Danbury is a place where someone could put a lock in a sock and beat you senseless with it, but that doesn't mean they do. Prison is mostly just Boring, with a capital B. There's lots and lots of paperwork, and nothing happens quickly.
When Piper first gets to prison, we tour the place alongside her. She learns about the gross prison food, like the pudding that "comes out of cans marked DESERT STORM" (4.70), and the segregated nature of the sleeping arrangements: "A Dorm was known as 'the Suburbs,' B Dorm was dubbed 'the Ghetto,' and C Dorm was 'Spanish Harlem'" (4.75). Someone even illustrates cubicle name tags, making the place seem like the most racist college dorm on move-in day. The living arrangements basically mimic the segregated nature of some cities. Piper observes:
There is basically a revolving door between our urban and rural ghettos and the formal ghetto of our prison system. (13.44)

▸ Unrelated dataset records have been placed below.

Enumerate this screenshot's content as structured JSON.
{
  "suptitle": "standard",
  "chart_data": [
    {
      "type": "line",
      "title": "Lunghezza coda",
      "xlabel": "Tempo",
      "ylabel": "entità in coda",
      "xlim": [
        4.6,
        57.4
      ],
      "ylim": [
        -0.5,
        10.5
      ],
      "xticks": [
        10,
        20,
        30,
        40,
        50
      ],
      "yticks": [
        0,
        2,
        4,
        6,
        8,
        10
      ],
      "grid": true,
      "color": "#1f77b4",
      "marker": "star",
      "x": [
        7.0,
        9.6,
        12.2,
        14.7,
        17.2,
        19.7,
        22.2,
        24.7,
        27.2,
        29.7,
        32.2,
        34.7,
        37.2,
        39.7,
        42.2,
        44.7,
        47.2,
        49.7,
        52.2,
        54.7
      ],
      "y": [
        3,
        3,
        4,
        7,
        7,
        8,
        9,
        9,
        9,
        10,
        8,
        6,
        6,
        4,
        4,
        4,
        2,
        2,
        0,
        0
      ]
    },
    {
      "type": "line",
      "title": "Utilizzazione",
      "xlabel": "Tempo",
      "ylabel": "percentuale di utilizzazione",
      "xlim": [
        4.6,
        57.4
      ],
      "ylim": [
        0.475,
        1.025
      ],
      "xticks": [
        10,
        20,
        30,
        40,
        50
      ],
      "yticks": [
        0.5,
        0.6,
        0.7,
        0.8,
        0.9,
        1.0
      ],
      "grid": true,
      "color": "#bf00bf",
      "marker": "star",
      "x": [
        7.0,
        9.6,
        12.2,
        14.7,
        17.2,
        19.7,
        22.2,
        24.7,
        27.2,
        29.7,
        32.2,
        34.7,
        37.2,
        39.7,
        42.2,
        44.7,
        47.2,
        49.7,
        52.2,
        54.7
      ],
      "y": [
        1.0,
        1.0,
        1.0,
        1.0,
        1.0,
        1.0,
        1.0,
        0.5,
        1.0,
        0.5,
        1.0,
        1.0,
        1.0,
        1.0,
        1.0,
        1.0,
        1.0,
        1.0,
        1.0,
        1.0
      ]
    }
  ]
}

It's not all bad, though—there's a program called Puppies Behind Bars, where prisoners help train service dogs—but it is, like, ninety-eight percent bad. The longer Piper is there, the more she realizes how flawed the U.S. prison system is. "Two-thirds of all released prisoners are locked up again" (8.57), but the prison does nothing to help its prisoners acclimate to society. She's angry about it, saying:
I grieved angrily over the insanity of locking up children, and then returning them to neighborhoods that were more desperate and dangerous than jails. (16.24)
Which is why she now devotes her life to prison reform. In the end, Piper states, "You come in alone and you walk out alone" (18.101), which kind of makes jail the bleakest metaphor for life we've ever read.